盛聿謹說:“如果你隻和最愛自己的人在一起,那麼刑述占著婚姻的優勢,在你的心裡勢必被加分,並不利於你看清,誰纔是最愛你的人。”
溫灼點了點頭:“好像很有道理。”
“但是聿謹啊,”溫灼說:“我喜歡聰明的人,但自作聰明就讓人討厭了。”
“是你喜歡我,卻想和我談條件,所以我說你比不上阿述呢。”
盛聿謹麵色一僵:“我冇有談條件,如果你不願意我也可……”
溫灼笑著打斷盛聿謹的辯解:“出去的時候,順便幫我把刑述叫進來。”
盛聿謹脊背僵直,看著溫灼始終柔和溫潤的眼,頓了半晌,轉身離開。
刑述看到門開啟,重重的撞開盛聿謹的肩膀,有些惴惴不安的看著溫灼。
“聿謹,把這個帶走,”溫灼指著地下的被子:“我想你今晚不會再做噩夢了。

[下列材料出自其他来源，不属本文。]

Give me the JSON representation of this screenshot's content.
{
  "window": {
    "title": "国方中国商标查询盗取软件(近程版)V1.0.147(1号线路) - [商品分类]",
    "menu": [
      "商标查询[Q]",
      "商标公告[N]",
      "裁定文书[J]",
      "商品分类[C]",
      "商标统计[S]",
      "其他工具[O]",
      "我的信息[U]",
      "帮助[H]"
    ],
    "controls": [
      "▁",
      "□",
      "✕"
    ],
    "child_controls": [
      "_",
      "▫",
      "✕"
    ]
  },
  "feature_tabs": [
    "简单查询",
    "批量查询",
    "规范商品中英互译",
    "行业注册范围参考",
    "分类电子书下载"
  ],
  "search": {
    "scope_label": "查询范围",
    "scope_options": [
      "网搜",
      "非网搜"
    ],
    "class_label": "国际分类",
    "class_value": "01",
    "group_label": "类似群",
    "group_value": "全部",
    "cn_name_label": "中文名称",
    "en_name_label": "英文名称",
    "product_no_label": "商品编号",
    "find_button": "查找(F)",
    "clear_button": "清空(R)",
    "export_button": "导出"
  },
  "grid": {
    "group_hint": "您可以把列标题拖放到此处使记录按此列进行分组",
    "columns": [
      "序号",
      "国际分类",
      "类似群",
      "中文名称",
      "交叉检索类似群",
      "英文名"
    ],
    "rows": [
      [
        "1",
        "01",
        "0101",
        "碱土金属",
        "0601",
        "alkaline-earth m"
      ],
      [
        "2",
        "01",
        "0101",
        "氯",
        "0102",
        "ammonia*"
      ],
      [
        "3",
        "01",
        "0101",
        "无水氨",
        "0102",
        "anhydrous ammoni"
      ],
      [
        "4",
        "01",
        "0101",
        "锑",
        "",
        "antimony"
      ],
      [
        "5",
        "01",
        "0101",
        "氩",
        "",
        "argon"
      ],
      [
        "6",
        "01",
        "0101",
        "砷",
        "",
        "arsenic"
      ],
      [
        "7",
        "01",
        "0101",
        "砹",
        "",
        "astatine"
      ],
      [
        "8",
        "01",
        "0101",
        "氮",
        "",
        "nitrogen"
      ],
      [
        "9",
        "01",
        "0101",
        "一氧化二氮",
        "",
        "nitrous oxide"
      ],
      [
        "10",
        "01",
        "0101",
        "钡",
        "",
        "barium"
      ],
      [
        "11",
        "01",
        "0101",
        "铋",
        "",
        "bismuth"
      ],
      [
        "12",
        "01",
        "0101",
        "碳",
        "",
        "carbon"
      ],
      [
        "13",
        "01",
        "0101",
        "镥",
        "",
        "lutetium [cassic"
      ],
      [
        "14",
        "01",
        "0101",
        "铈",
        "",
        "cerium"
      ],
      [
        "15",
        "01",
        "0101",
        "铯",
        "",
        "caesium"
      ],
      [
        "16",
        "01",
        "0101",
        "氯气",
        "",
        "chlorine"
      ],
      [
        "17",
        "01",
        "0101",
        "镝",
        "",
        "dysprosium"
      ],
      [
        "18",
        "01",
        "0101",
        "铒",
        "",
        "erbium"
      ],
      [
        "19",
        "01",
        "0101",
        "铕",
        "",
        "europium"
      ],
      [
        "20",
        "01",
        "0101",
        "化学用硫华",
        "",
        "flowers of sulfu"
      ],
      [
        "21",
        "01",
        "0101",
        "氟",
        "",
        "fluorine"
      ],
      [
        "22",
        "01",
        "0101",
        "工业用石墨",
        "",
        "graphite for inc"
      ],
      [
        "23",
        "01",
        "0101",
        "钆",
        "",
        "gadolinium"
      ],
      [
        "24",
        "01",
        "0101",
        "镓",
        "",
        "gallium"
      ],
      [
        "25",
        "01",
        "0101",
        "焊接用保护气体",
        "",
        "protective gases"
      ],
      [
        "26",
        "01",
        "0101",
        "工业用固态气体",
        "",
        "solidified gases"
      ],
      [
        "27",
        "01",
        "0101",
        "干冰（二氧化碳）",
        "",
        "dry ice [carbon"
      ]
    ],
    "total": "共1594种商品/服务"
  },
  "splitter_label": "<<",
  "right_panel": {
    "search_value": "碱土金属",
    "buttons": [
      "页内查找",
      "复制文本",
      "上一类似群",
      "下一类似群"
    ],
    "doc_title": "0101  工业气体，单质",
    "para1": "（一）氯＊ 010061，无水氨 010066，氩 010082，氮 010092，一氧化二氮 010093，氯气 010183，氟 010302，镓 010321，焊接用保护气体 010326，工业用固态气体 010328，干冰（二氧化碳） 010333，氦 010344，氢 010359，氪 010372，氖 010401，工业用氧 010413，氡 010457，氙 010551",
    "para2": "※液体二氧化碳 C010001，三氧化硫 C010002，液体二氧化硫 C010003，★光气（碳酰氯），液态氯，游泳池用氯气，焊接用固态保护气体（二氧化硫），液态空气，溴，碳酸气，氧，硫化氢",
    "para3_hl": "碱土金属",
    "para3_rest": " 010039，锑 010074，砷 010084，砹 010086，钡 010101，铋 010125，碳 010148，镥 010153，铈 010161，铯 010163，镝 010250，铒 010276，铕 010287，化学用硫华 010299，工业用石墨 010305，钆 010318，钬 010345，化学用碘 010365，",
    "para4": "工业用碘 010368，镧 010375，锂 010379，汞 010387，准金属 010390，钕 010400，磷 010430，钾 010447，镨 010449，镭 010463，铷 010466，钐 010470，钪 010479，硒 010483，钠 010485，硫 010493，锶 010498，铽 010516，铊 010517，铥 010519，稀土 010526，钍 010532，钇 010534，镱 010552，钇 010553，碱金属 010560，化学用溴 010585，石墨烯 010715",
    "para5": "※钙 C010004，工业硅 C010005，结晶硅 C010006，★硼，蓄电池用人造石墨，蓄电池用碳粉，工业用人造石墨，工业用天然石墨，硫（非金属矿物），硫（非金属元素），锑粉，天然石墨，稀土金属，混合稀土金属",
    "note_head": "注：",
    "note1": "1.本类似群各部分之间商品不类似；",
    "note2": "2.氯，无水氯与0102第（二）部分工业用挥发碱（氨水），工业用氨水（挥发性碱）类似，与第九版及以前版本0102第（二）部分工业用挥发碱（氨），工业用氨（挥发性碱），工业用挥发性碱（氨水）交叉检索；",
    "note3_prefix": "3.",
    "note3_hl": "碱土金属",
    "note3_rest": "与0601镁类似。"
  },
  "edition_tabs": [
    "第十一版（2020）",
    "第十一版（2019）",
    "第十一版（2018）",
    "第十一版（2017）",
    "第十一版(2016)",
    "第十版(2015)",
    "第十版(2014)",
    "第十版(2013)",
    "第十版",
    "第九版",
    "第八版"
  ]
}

”
刑述眼睛一亮。
盛聿謹視線閃出嘲弄,真想看看刑述知道溫灼並冇有那麼喜歡他之後還不能露出這副蠢樣。
盛聿謹一言不發地拿走被子,合上門。
刑述身上還是濕漉漉的,脖頸處的掐痕清晰。
對著他溫灼就冇什麼好臉色了。
盛聿謹並冇有瞞他很多,問題最多的是刑述。
他站在道德製高點,又有98的愛意值,也不用和刑述虛與委蛇。
盛聿謹隻拿走一床被子,剩下的幾床都是溫灼給他鋪的,並冇有拿走。
溫灼坐在床邊,剛要開口,刑述已經先一步的跪伏在他的膝蓋上,仰起頭,狹長的眼尾墜紅:“可以打我,罵我,想做什麼都可以,求求你,不要不理我。”